Deux francs CFA en un
Le grand malade de cette fin d’année sur le continent est, sans aucun doute, la Communauté économique et monétaire de l’Afrique centrale (Cemac). Cet ensemble de six pays – Cameroun, Gabon, Congo-Brazzaville, Tchad, Centrafrique et Guinée équatoriale – est la deuxième zone monétaire ayant en commun l’usage du franc CFA, en plus de l’Uemoa composée de la Côte d’Ivoire, du Bénin, du Sénégal, du Mali, du Burkina Faso, du Togo et du Niger.
Les nuages s’amoncèlent sur les économies de la Cemac. Le taux d’inflation devrait être largement au-dessus des 3% fixés par les critères de convergence tandis que plusieurs pays connaissent de grosses difficultés de trésorerie. A cela s’ajoute l’affaissement des avoirs extérieurs des pays pétroliers de la sous-région. Ceux-ci ont fondu de 500 milliards de FCFA en deux ans, ce qui fragilise encore un peu plus les économies. Même le FMI, pourtant si diplomate dans ses avis, estime que ces pays se rapprochent tout doucement du seuil d’alerte, situé à moins de 3 mois d’importations en équivalent de réserves de change. Les chefs d’Etats de la sous-région réunis en sommet d’urgence en début de semaine, sont restés impuissants.

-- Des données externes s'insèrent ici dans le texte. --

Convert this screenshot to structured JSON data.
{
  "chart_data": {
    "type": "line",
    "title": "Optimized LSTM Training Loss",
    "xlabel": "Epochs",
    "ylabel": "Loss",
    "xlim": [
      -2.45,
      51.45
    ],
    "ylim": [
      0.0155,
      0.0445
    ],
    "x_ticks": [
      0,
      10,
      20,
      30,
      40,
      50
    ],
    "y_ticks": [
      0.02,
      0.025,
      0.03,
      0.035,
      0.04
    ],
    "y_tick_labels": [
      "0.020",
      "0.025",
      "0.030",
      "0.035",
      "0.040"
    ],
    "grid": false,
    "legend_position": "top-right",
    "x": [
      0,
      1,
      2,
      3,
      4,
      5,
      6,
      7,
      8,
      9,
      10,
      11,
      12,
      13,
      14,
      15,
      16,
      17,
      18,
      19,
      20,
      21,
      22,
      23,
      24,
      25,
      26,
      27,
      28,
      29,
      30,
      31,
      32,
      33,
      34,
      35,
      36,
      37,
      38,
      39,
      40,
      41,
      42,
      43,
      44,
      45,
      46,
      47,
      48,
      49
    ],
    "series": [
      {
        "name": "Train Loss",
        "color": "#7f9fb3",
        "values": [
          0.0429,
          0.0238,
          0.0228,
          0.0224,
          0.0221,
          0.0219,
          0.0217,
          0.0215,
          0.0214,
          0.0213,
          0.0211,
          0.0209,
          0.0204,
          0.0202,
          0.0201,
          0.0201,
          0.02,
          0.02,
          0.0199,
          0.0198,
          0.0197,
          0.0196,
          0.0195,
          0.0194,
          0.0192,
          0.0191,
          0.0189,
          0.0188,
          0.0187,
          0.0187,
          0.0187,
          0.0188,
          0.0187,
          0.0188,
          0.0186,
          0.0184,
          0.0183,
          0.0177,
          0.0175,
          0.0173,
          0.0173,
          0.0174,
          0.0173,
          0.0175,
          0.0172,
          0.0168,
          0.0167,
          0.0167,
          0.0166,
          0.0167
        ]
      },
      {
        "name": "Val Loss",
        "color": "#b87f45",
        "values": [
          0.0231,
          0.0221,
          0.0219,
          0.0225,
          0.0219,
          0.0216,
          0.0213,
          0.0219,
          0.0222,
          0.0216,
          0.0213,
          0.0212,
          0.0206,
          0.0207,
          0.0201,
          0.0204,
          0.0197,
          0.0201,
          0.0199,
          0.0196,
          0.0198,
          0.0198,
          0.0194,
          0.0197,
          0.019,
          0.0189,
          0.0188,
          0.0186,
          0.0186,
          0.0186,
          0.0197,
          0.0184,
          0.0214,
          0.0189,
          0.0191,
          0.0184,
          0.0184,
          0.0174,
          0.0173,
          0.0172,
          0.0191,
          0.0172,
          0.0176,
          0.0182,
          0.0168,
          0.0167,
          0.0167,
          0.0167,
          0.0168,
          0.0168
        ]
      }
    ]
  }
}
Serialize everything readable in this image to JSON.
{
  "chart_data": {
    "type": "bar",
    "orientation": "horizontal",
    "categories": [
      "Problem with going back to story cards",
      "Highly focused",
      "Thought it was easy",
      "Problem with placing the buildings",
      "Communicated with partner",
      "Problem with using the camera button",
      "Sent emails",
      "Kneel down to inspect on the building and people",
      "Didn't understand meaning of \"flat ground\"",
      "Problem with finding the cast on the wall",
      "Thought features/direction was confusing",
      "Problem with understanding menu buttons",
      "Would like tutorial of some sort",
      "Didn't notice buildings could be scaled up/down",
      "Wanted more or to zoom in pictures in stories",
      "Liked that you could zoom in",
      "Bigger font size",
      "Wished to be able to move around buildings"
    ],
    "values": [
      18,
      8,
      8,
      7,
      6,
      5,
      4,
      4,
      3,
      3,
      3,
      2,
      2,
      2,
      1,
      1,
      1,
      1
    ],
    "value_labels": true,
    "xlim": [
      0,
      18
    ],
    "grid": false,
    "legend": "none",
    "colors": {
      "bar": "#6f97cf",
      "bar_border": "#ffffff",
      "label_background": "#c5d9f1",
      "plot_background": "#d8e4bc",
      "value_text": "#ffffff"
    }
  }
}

Le bulletin de santé actuel de la Cemac est la résultante des années d’incurie de la conduite de la politique économique. Le marché, lui, a tranché. Sur le papier, la parité entre le franc CFA de la Cemac et celui utilisé en Afrique de l’Ouest devrait régir les échanges entre les deux sous-régions. Dans les faits, il n’en est rien. A cause d’un profond désalignement de taux d’inflation et de déficits extérieurs, le franc de la Cemac s’échange avec une décote de 10 à 20% en Afrique de l’Ouest. Ce dont s’étonnent les ressortissants et les commerçants de la sous-région lorsqu’ils séjournent à Abidjan ou à Bamako, ou contractent des affaires avec leurs homologues de l’Uemoa. En réalité, la Cemac et l’Uemoa partagent une monnaie commune et non une monnaie unique. La décote sur le marché de change ne fait que constater ce fait.